The case – actually two cases that were consolidated in November 2015 – alleged that fiduciary responsibilities were breached both in causing the plan to pay BB&T excessive administrative fees and providing imprudent and unreasonably expensive investment options – that the defendants used a BB&T company to provide plan trustee and recordkeeping services without any competitive bidding process and allowed that company to take excessive compensation (via revenue-sharing) from the plan at the expense of plan participants – and that the defendants failed to monitor the amount of revenue sharing that was paid or have BB&T return to the plan such amounts as exceeded a reasonable administrative fee…“…millions of dollars in excessive recordkeeping fees,” according to the suit.
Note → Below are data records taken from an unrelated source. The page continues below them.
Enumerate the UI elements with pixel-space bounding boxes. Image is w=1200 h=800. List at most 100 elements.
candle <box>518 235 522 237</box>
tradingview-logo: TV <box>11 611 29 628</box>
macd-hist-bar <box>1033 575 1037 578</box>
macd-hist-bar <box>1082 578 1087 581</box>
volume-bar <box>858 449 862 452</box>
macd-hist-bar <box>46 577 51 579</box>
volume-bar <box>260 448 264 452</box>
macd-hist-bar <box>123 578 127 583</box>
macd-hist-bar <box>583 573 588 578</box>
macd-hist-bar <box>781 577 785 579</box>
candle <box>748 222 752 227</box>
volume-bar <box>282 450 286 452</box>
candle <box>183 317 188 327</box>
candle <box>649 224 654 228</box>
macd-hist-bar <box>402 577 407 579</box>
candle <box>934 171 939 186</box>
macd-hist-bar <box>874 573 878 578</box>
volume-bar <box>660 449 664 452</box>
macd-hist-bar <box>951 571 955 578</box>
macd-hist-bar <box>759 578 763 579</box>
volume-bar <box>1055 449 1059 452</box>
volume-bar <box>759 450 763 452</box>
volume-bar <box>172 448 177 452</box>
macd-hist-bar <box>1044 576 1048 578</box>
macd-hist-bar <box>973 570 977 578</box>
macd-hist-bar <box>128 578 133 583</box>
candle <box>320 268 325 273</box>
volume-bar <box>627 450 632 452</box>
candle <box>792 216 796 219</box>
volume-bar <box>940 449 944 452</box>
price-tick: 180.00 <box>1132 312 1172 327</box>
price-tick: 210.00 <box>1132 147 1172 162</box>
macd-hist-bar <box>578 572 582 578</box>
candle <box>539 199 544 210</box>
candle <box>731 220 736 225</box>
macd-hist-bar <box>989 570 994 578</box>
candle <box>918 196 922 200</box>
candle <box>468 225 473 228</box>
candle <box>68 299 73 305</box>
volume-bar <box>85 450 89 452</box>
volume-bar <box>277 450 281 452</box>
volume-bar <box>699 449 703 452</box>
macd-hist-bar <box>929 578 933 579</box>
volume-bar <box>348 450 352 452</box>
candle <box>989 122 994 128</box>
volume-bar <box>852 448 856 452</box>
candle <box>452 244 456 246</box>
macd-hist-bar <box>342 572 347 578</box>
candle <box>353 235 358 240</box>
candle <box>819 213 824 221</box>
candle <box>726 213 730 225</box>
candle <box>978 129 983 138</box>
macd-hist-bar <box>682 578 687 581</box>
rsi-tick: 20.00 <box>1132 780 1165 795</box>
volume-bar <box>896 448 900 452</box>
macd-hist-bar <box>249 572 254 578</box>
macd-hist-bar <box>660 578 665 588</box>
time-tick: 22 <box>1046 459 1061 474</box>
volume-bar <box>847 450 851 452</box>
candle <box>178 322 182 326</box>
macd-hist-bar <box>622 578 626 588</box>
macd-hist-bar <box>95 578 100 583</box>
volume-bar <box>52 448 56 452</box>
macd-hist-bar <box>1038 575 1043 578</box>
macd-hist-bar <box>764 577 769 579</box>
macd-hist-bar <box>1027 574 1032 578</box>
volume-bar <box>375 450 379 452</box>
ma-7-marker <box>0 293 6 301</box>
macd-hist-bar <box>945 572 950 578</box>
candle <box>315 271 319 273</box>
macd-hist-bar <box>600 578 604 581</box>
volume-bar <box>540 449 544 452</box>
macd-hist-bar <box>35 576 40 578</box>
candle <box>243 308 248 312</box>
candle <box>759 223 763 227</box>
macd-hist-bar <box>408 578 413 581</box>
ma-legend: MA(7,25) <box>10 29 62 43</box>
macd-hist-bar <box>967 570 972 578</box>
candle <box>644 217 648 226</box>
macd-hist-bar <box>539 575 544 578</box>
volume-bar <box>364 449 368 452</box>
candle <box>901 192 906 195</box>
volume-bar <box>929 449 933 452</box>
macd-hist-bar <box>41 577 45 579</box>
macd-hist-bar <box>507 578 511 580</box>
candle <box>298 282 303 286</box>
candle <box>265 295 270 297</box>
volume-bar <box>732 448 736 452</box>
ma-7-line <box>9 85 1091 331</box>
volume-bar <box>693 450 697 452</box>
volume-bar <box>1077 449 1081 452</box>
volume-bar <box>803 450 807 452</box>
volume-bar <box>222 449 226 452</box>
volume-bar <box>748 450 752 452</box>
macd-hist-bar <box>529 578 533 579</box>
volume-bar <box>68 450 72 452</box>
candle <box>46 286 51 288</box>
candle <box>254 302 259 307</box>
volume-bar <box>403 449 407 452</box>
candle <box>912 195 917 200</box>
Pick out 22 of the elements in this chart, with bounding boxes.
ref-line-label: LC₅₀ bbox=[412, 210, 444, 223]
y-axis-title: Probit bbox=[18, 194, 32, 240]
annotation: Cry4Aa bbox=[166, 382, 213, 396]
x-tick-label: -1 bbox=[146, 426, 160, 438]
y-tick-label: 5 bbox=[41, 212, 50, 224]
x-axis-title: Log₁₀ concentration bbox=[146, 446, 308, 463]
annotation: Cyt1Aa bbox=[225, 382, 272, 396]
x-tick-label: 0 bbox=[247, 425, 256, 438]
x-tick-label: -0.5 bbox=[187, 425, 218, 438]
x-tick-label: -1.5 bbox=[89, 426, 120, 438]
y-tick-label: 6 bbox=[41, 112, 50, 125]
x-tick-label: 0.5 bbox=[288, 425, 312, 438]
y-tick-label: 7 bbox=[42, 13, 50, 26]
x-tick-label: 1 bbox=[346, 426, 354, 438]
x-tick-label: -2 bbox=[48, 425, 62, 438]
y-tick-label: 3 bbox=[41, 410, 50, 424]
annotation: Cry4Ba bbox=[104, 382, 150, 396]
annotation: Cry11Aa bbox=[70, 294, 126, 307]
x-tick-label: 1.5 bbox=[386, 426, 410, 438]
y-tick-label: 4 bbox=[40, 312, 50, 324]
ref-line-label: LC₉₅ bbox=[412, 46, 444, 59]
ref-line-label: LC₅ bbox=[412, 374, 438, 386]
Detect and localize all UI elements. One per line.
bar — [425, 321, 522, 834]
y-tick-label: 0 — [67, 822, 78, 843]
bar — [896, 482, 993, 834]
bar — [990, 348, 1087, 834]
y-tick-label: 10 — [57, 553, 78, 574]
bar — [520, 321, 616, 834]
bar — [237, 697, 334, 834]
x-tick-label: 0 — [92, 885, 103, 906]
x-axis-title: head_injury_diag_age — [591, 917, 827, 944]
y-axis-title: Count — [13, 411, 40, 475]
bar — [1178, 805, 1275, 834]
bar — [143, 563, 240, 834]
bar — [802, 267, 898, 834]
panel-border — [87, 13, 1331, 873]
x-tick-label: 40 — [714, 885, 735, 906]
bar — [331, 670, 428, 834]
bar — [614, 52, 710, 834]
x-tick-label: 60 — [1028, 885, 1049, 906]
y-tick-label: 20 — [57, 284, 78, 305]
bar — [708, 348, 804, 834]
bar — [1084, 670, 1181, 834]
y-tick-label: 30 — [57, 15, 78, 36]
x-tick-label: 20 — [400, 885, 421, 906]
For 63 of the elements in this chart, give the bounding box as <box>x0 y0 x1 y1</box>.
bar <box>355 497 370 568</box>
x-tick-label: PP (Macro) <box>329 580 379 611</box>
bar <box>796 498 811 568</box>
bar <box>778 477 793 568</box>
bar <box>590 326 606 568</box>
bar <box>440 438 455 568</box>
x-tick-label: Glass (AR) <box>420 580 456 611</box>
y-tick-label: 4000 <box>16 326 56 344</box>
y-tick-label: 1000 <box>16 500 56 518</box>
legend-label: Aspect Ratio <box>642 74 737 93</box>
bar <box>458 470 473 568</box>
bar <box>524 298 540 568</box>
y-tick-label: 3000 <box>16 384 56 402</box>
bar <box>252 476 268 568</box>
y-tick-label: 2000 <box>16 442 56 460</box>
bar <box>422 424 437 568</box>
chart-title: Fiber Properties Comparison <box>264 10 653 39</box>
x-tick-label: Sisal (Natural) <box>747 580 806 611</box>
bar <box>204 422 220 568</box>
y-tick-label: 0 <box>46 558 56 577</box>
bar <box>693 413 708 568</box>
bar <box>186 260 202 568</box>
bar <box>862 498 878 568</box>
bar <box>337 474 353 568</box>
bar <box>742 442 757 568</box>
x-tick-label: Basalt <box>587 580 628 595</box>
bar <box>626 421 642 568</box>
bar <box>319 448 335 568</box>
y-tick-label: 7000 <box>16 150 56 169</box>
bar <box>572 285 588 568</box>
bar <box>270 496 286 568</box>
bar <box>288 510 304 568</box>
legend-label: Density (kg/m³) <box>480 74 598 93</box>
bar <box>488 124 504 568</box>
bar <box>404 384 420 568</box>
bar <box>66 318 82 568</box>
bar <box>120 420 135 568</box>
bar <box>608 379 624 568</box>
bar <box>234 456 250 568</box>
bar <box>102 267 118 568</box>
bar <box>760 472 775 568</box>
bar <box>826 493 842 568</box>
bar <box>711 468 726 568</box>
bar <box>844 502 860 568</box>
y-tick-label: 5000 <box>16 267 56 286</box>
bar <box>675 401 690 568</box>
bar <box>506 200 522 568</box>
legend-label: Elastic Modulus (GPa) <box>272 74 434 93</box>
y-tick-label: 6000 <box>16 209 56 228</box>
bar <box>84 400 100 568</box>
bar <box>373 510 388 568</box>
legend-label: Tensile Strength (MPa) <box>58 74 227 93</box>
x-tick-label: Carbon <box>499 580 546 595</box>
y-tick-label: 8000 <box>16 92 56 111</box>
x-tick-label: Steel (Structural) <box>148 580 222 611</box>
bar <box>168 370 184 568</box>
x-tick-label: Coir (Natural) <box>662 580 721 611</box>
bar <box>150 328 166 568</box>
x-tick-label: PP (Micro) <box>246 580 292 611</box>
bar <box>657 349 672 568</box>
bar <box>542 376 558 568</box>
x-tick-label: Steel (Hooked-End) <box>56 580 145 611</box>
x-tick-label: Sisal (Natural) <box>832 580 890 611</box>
In making the case for the settlement, the parties noted that it “provides meaningful monetary and significant non-monetary relief to each settlement class member,” and that – “in light of the litigation risks further prosecution of this action would inevitably entail, it is proper for the Court to: (1) preliminarily approve the proposed Settlement; (2) approve the proposed form and method of notice to the Class; and (3) schedule a hearing at which the Court will consider final approval of the Settlement.”